Susana Gisbert Cuando
era pequeña, veía cada Navidad una película donde una niña
interpretada por una diminuta y deliciosa Natalie Wood se negaba a
creer en Papa Noel hasta que el propio Santa Claus tuvo que ir en
persona a demostrarle su existencia. Año tras año, aquella niña
volvía a las pantallas, junto a otros imprescindibles como Qué
bello es vivir o La gran familia. Junto a estos, otras películas
ofrecían diferentes versiones del Antinavidad, alguien empeñado en
cargarse la Navidad y todo lo que traiga consigo.
Nunca
desde que acabó mi infancia, creí que existiera este Antinavidad
hasta el año pasado, después de esa convulsión que volvió nuestra
vida del revés, y que acabó con la de tantas personas. No hacía
falta la delirante imaginación de ningún guionista hollywoodiense
para imaginar una navidad casi inexistente. No era la Pesadilla antes
de Navidad del cine, sino algo peor precisamente por eso, porque no
era cine, y seguía ahí tras bajar el telón.
Nuestro
particular Grinch llegaba a principios de 2020 en forma de un virus
que representaban como una bolita verde y con ventosas que podía
resultar hasta simpática de haber protagonizado alguna de esas
películas navideñas.
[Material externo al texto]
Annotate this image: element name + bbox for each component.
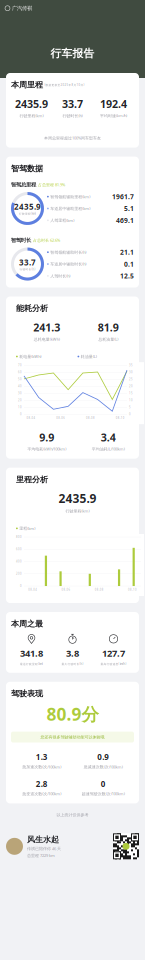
- staticText: 里程(km): [19, 526, 35, 531]
- staticText: 行驶时长(h): [20, 268, 36, 271]
- staticText: 急加速次数(次/100km): [22, 764, 61, 770]
- staticText: 传祺已陪伴你 46 天: [27, 846, 61, 851]
- staticText: 0: [20, 412, 22, 416]
- staticText: 人驾里程(km): [50, 218, 74, 223]
- staticText: 总里程 7229 km: [27, 853, 55, 858]
- staticText: 20: [129, 384, 133, 388]
- staticText: 您还有很多驾驶辅助功能可以体验哦: [40, 735, 104, 740]
- staticText: 20: [18, 398, 22, 402]
- staticText: 耗油量(L): [81, 354, 97, 359]
- staticText: 3.4: [101, 430, 116, 444]
- staticText: 400: [16, 560, 22, 563]
- staticText: 0.9: [97, 752, 109, 762]
- staticText: 智驾领航辅助时长(h): [50, 250, 86, 255]
- staticText: 241.3: [33, 320, 60, 335]
- staticText: 15: [129, 391, 133, 395]
- staticText: 08-08: [95, 588, 104, 592]
- staticText: 本周里程: [11, 80, 43, 90]
- staticText: 600: [16, 548, 22, 551]
- staticText: 1.3: [36, 752, 48, 762]
- staticText: 192.4: [100, 97, 127, 111]
- staticText: 0: [20, 584, 22, 588]
- staticText: (数据更新至2025年8月10日): [44, 83, 84, 87]
- staticText: 2435.9: [15, 97, 48, 111]
- staticText: 总耗电量(kWh): [34, 336, 60, 342]
- staticText: 2.8: [36, 778, 48, 789]
- button[interactable]: 广汽传祺: [5, 5, 32, 12]
- staticText: 08-06: [61, 588, 70, 592]
- staticText: 08-10: [116, 416, 125, 420]
- staticText: 0.1: [124, 260, 134, 268]
- staticText: 08-04: [28, 588, 37, 592]
- staticText: 127.7: [102, 647, 125, 659]
- staticText: 本周总里程超过100%同车型车友: [44, 135, 101, 141]
- staticText: 10: [129, 398, 133, 402]
- staticText: 最高行驶速度(km/h): [100, 662, 126, 666]
- staticText: 行驶时长(h): [62, 113, 82, 118]
- staticText: 3.8: [66, 647, 79, 659]
- staticText: 最远行驶里程(km): [20, 662, 43, 666]
- staticText: 50: [18, 377, 22, 381]
- staticText: 25: [129, 377, 133, 381]
- staticText: 行驶里程(km): [66, 508, 90, 514]
- staticText: 200: [16, 572, 22, 576]
- staticText: 10: [18, 405, 22, 409]
- staticText: 超速驾驶次数(次/100km): [82, 791, 125, 796]
- staticText: 人驾时长(h): [50, 273, 70, 278]
- staticText: 5.1: [124, 204, 134, 213]
- staticText: 30: [129, 370, 133, 374]
- staticText: 08-04: [26, 416, 35, 420]
- staticText: 行驶里程(km): [20, 113, 44, 118]
- staticText: 1961.7: [112, 192, 134, 201]
- staticText: 智驾时长: [11, 237, 31, 244]
- staticText: 风生水起: [27, 835, 59, 844]
- staticText: 800: [16, 535, 22, 539]
- staticText: 占总里程 81.9%: [38, 182, 65, 187]
- staticText: 2435.9: [58, 490, 96, 506]
- staticText: 341.8: [20, 647, 43, 659]
- staticText: 智驾总里程: [11, 181, 36, 188]
- staticText: 08-06: [56, 416, 65, 420]
- staticText: 21.1: [120, 248, 134, 257]
- staticText: 0: [129, 412, 131, 416]
- staticText: 9.9: [39, 430, 54, 444]
- staticText: 平均时速(km/h): [100, 113, 127, 118]
- staticText: 33.7: [62, 97, 83, 111]
- staticText: 81.9: [98, 320, 119, 335]
- staticText: 驾驶表现: [11, 689, 43, 699]
- staticText: 行驶里程(km): [19, 212, 36, 216]
- staticText: 急变道次数(次/100km): [22, 791, 61, 796]
- staticText: 广汽传祺: [12, 5, 32, 12]
- staticText: 469.1: [116, 216, 134, 225]
- staticText: 能耗分析: [16, 304, 48, 313]
- staticText: 耗电量(kWh): [19, 354, 41, 359]
- staticText: 平均电耗(kWh/100km): [27, 446, 66, 452]
- staticText: 总耗油量(L): [98, 336, 118, 342]
- staticText: 80.9分: [46, 703, 98, 726]
- staticText: 5: [129, 405, 131, 409]
- staticText: 平均油耗(L/100km): [92, 446, 125, 452]
- staticText: 35: [129, 363, 133, 367]
- staticText: 33.7: [19, 257, 36, 268]
- staticText: 急减速次数(次/100km): [84, 764, 123, 770]
- staticText: 60: [18, 370, 22, 374]
- staticText: 车道居中辅助里程(km): [50, 206, 90, 211]
- staticText: 08-10: [128, 588, 137, 592]
- staticText: 行车报告: [50, 47, 94, 60]
- staticText: 智驾数据: [11, 164, 43, 173]
- staticText: 30: [18, 391, 22, 395]
- staticText: 智驾领航辅助里程(km): [50, 194, 90, 199]
- staticText: 08-08: [86, 416, 95, 420]
- staticText: 里程分析: [16, 475, 48, 484]
- staticText: 0: [101, 778, 106, 789]
- staticText: 12.5: [120, 272, 134, 280]
- staticText: 2435.9: [14, 201, 41, 212]
- staticText: 本周之最: [11, 619, 43, 629]
- staticText: 40: [18, 384, 22, 388]
- staticText: 最久行驶时长(h): [62, 662, 84, 666]
- staticText: 以上统计仅供参考: [56, 812, 88, 817]
- staticText: 70: [18, 363, 22, 367]
- staticText: 车道居中辅助时长(h): [50, 261, 86, 267]
- staticText: 占总时长 62.6%: [33, 238, 60, 243]
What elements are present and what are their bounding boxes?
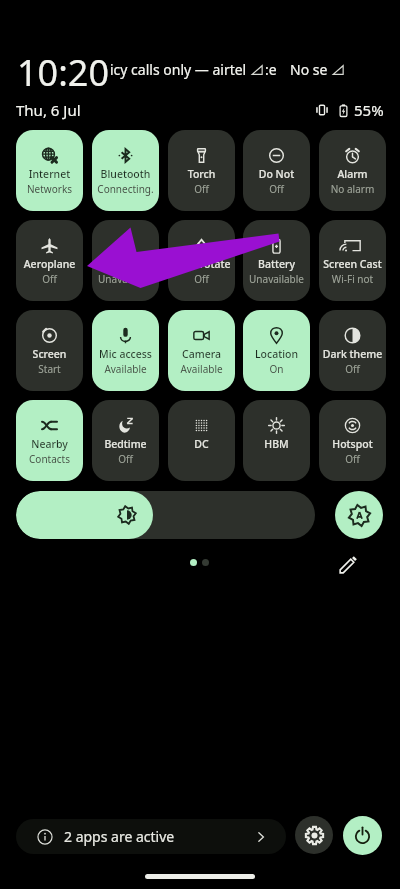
button[interactable]: Bluetooth — [92, 130, 159, 211]
button[interactable]: Bedtime — [92, 400, 159, 481]
button[interactable]: Tile — [92, 220, 159, 301]
staticText: Off — [319, 362, 386, 376]
staticText: Torch — [168, 167, 235, 181]
button[interactable]: Dark theme — [319, 310, 386, 391]
staticText: On — [243, 362, 310, 376]
staticText: No se — [290, 60, 328, 79]
button[interactable]: Aeroplane — [16, 220, 83, 301]
staticText: Contacts — [16, 452, 83, 466]
staticText: Dark theme — [319, 347, 386, 361]
staticText: :e — [265, 60, 277, 79]
staticText: Available — [168, 362, 235, 376]
button[interactable]: Torch — [168, 130, 235, 211]
staticText: DC — [168, 437, 235, 451]
staticText: icy calls only — airtel — [110, 60, 247, 79]
button[interactable]: Location — [243, 310, 310, 391]
staticText: Hotspot — [319, 437, 386, 451]
staticText: No alarm — [319, 182, 386, 196]
button[interactable]: Hotspot — [319, 400, 386, 481]
staticText: Off — [319, 452, 386, 466]
button[interactable]: Auto-rotate — [168, 220, 235, 301]
staticText: Off — [92, 452, 159, 466]
button[interactable]: Mic access — [92, 310, 159, 391]
staticText: Alarm — [319, 167, 386, 181]
button[interactable]: Internet — [16, 130, 83, 211]
button[interactable]: HBM — [243, 400, 310, 481]
staticText: 2 apps are active — [64, 827, 175, 846]
button[interactable]: Nearby — [16, 400, 83, 481]
staticText: Off — [168, 182, 235, 196]
staticText: Bedtime — [92, 437, 159, 451]
staticText: 10:20 — [17, 48, 110, 97]
button[interactable]: Do Not — [243, 130, 310, 211]
button[interactable]: Power — [343, 816, 382, 855]
staticText: Screen Cast — [319, 257, 386, 271]
staticText: Screen — [16, 347, 83, 361]
staticText: Do Not — [243, 167, 310, 181]
staticText: Nearby — [16, 437, 83, 451]
staticText: Camera — [168, 347, 235, 361]
staticText: Start — [16, 362, 83, 376]
staticText: Unavailable — [243, 272, 310, 286]
staticText: Unavailable — [92, 272, 159, 286]
staticText: Aeroplane — [16, 257, 83, 271]
staticText: Connecting. — [92, 182, 159, 196]
button[interactable]: Screen Cast — [319, 220, 386, 301]
button[interactable]: Edit tiles — [336, 552, 360, 576]
staticText: 55% — [354, 100, 384, 120]
button[interactable]: Screen — [16, 310, 83, 391]
staticText: Battery — [243, 257, 310, 271]
staticText: Off — [16, 272, 83, 286]
staticText: Thu, 6 Jul — [16, 100, 81, 120]
button[interactable]: Alarm — [319, 130, 386, 211]
staticText: Networks — [16, 182, 83, 196]
staticText: HBM — [243, 437, 310, 451]
button[interactable]: Auto brightness — [335, 491, 383, 539]
button[interactable]: Brightness — [16, 491, 315, 539]
staticText: Off — [168, 272, 235, 286]
staticText: Mic access — [92, 347, 159, 361]
staticText: Available — [92, 362, 159, 376]
button[interactable]: Battery — [243, 220, 310, 301]
staticText: Auto-rotate — [168, 257, 235, 271]
staticText: Internet — [16, 167, 83, 181]
staticText: Location — [243, 347, 310, 361]
staticText: Wi-Fi not — [319, 272, 386, 286]
button[interactable]: Camera — [168, 310, 235, 391]
button[interactable]: 2 apps are active — [16, 819, 286, 854]
button[interactable]: DC — [168, 400, 235, 481]
button[interactable]: Settings — [295, 816, 333, 854]
staticText: Bluetooth — [92, 167, 159, 181]
staticText: Off — [243, 182, 310, 196]
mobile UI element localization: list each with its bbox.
Pero nada de eso. Había llegado a
demostrarnos que nuestro mundo es falible, que nada puede darse por
supuesto y que las cosas pueden desaparecer de un día a otro como
por ensalmo.
Pasamos
meses con la esperanza de que aquello acabara pronto y nos
devolvieran nuestras vidas. Nos reímos de que se agotara el papel
higiénico y la levadura pensando que era una locura temporal. Pero
el Grinch había venido para quedarse. Y aunque aquel verano de 2020
lo vivimos con la creencia de que había acabado, todavía quedaba
mucho por sufrir. El Grinch se frotaba las manos porque por fin
podría estropear la Navidad.
Lo
consiguió. A las sillas vacías por las personas que se llevó,
había que sumar las de quienes no podrían juntarse como habían
hecho siempre. Las restricciones nos obligaron a conformarnos con una
versión escuálida de las reuniones familiares, con bares cerrados y
casas donde no podíamos superar la media docena de comensales. A lo
que se añadía el toque de queda, que nos convertía en Cenicientas,
pero sin príncipe ni zapato de cristal.
Este
año parecía que el Grinch no nos amagaría. Pero nos tenía
reservada una sorpresa en forma de enésimo repunte de contagios. Y
el fantasma planea de nuevo.
Ojalá
sea, como han dicho, el principio del fin. Ojalá sea cierto que son
los últimos coletazos. Pero, mientras siga ahí, no olvidemos la
prudencia. Es lo único con lo que este Grinch no puede.